The whole phrase "philosophy of limited government" is itself something of a puzzler. What. after all, is the alternative? Does the Times favor a government without limits? It's not entirely clear that Texas Republicanism, with its enthusiasm for capital punishment and for laws prohibiting abortion, is exactly explainable by the phrase "philosophy of limited government." Further, "limited government" isn't something unique to Texas. The Constitution, which enumerates certain powers for the federal government and, in the Bill of Rights, expressly limits those powers, is an example of the philosophy of limited government. It applies to the entire United States.

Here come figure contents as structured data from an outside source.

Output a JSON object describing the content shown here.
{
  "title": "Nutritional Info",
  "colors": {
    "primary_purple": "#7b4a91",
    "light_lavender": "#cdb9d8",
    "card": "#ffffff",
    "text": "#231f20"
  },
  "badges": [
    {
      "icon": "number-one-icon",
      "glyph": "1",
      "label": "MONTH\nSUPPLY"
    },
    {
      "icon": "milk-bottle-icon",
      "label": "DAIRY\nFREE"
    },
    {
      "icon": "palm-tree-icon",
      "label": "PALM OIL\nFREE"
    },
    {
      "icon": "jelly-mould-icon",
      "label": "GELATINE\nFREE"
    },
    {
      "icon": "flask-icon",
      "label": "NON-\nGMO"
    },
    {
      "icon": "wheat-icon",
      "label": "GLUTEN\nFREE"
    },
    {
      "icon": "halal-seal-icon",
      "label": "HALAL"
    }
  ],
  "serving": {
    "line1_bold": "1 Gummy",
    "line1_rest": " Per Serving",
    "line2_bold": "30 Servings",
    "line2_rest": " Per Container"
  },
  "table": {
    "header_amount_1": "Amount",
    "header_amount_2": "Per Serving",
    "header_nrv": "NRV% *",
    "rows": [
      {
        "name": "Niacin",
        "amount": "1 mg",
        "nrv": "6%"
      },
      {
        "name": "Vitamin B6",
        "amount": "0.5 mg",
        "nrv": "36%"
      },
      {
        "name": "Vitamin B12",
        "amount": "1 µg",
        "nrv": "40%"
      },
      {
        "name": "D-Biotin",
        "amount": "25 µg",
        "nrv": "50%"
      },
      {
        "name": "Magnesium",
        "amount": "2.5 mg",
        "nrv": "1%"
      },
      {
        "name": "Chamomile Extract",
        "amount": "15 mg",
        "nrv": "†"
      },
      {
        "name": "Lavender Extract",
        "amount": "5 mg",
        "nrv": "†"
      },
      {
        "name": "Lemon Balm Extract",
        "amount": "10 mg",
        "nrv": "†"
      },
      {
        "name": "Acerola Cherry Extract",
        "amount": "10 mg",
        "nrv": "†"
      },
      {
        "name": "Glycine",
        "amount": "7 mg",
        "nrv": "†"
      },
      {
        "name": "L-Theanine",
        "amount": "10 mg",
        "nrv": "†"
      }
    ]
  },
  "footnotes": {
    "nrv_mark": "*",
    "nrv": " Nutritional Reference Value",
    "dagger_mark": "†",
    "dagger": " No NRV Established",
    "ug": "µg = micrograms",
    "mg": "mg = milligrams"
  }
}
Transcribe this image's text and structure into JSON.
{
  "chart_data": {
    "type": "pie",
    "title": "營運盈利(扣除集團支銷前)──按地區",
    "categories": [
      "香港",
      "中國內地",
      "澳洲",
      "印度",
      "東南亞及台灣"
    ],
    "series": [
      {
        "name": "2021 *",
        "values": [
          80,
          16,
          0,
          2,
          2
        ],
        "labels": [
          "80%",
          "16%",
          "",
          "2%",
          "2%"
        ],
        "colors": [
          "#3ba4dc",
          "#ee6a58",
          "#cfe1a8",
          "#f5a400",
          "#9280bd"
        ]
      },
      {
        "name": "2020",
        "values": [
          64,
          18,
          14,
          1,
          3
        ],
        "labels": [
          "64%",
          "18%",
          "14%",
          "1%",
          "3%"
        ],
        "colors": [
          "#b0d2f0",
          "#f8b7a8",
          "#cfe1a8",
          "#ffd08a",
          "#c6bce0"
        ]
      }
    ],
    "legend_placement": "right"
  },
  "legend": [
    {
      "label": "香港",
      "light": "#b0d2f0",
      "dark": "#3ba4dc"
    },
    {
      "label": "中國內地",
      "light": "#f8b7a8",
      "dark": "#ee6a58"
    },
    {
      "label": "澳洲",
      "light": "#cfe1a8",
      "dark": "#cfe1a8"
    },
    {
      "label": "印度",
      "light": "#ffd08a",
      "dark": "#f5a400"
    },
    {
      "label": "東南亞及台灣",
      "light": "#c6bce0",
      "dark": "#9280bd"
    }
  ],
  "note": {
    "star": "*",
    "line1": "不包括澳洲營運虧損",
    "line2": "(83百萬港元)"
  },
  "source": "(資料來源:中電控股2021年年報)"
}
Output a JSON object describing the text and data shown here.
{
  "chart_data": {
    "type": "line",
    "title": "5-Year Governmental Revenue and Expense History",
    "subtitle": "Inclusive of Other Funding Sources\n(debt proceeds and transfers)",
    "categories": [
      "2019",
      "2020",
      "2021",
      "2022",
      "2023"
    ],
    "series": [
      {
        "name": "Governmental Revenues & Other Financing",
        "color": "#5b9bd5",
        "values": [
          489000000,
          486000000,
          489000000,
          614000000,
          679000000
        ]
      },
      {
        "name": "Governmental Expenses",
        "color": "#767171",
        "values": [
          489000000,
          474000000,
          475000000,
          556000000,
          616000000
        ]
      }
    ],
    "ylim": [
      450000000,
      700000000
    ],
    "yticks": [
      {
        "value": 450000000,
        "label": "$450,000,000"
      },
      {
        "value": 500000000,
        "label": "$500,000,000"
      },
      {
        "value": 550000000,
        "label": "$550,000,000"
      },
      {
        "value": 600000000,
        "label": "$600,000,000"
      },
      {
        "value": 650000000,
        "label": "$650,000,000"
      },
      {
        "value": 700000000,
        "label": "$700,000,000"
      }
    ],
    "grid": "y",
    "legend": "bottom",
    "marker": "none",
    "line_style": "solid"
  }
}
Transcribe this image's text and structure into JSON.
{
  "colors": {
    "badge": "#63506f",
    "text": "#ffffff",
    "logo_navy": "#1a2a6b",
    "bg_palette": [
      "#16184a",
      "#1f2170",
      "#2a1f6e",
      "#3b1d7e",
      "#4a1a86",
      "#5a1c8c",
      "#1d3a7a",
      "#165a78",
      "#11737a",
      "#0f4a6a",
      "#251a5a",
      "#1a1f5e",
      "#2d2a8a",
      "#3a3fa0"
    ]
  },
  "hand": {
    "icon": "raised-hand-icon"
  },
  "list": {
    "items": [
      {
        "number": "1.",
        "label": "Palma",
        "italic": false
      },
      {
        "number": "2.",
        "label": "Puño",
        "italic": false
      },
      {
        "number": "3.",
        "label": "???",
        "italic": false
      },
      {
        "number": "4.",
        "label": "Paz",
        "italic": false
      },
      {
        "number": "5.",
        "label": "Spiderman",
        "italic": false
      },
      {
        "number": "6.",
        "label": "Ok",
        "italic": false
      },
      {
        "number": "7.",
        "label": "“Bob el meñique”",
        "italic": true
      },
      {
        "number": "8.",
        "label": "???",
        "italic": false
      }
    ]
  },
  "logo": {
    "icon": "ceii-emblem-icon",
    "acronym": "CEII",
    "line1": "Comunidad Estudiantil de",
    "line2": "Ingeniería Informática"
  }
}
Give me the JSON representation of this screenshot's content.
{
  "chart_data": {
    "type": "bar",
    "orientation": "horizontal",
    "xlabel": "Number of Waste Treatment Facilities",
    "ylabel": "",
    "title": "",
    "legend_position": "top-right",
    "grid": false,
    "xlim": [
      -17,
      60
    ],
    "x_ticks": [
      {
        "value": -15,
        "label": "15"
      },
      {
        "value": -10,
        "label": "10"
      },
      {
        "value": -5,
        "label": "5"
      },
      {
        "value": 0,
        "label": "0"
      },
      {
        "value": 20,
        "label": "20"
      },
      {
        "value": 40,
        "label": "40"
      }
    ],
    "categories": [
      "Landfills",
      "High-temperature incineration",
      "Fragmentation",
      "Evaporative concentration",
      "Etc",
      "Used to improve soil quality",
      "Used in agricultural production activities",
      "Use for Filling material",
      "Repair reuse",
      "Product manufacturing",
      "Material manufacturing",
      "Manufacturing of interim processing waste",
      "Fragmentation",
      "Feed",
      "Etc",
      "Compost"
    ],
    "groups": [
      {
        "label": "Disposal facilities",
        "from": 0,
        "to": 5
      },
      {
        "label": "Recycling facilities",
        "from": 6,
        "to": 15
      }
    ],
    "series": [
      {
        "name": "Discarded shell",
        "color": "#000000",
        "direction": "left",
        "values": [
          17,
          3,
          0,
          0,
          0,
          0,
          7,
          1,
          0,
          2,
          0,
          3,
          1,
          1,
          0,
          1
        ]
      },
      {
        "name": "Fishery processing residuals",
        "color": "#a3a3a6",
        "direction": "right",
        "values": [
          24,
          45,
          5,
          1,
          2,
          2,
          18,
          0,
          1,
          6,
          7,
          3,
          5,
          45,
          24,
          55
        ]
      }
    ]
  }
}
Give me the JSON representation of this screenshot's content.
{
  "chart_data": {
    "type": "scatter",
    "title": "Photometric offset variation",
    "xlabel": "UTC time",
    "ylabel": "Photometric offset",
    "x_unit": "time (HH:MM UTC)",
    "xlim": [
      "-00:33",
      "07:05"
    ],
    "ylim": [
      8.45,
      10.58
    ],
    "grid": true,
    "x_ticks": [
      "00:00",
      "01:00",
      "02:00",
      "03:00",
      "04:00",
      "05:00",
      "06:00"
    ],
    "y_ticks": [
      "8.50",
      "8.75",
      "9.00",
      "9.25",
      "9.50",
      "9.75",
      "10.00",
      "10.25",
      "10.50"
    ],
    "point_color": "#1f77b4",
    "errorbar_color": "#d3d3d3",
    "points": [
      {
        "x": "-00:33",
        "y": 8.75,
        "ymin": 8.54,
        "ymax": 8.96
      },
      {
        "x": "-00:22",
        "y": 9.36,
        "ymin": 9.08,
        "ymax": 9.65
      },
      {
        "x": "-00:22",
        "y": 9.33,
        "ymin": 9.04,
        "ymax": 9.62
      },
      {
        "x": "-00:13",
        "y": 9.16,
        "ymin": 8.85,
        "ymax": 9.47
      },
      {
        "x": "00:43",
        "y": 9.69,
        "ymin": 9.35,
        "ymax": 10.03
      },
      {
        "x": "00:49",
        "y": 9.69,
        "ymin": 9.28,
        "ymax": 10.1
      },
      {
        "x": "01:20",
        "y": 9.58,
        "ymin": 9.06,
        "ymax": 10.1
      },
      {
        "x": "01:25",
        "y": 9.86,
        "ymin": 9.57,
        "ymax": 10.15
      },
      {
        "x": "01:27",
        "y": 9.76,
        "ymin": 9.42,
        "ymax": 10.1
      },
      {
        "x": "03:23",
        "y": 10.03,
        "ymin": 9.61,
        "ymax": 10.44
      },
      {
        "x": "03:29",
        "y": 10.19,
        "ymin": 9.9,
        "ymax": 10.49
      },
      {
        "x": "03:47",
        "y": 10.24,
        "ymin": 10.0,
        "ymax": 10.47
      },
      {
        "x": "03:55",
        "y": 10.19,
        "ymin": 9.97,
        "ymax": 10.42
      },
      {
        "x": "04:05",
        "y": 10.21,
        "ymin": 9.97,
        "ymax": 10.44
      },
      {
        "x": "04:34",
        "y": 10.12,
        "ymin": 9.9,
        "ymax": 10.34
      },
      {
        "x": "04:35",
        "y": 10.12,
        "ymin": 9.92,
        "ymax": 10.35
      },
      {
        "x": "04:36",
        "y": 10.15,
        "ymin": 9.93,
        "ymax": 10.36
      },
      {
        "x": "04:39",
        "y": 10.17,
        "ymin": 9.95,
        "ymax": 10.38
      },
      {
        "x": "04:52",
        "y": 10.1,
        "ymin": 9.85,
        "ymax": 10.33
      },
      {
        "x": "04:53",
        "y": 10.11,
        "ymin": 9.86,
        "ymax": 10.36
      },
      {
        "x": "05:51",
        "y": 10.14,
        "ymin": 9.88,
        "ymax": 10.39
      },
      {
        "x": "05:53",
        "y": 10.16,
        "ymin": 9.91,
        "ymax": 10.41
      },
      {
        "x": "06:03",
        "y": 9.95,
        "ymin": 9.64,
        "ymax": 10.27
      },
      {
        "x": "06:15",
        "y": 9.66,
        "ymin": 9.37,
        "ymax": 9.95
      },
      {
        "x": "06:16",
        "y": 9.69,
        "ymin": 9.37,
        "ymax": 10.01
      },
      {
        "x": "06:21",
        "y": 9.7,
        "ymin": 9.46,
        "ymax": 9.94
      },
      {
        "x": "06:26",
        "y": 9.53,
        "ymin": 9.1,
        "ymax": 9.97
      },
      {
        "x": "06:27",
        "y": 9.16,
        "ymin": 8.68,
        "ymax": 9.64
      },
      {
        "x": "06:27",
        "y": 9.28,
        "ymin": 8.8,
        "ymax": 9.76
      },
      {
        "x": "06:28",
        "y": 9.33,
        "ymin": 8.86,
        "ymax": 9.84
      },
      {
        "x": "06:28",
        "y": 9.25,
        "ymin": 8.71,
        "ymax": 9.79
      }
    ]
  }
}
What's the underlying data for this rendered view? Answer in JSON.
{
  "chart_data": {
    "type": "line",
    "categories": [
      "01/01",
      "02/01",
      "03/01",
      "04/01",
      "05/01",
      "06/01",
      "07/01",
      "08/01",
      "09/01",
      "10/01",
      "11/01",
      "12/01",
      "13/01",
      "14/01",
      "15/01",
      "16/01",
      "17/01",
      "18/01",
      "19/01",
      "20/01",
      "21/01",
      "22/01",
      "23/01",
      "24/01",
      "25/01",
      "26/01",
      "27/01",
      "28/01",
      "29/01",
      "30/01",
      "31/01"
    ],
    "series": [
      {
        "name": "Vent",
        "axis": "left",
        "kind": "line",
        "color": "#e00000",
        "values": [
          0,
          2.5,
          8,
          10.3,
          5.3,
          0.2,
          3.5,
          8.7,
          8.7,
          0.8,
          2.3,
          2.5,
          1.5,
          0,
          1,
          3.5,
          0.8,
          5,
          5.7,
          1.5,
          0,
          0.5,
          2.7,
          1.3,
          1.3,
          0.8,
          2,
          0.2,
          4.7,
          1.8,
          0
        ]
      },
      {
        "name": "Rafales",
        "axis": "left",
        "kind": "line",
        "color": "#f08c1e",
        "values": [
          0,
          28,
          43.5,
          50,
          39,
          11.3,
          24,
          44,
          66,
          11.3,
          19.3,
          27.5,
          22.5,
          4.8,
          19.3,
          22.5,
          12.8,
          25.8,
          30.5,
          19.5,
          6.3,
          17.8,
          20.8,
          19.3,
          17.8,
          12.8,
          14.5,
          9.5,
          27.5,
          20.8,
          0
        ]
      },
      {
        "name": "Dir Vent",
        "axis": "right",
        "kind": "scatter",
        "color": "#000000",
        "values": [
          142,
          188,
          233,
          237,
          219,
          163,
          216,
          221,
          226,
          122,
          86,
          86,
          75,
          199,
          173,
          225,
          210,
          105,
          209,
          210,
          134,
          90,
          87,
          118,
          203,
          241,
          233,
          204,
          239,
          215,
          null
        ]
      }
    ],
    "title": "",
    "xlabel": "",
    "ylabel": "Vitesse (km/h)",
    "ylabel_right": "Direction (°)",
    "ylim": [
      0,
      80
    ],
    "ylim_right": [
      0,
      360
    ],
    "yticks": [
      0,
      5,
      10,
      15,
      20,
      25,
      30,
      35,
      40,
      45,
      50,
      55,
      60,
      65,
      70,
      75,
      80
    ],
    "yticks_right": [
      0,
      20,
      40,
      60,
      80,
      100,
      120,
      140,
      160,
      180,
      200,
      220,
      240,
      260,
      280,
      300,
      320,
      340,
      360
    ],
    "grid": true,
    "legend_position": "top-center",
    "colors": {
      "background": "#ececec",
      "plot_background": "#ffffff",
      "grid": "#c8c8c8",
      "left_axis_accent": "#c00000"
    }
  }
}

Finally, absent from the Times story is any recognition or discussion of the fact that compared to Mexico or the rest of Latin America or lots of rural Asia and Africa, Texas is a good place to be poor, or at least a better place to be poor. By third-world standards, America's poor are rich. That doesn't make the Times article about poverty in Texas any less sad or heart-tugging, but it does seem a little odd for the Times to run this whole article deploring the horrible conditions in Texas without mentioning that tens of thousands of people are taking severe risks to sneak into America, past fences and border guards, across deserts, for the chance to experience them.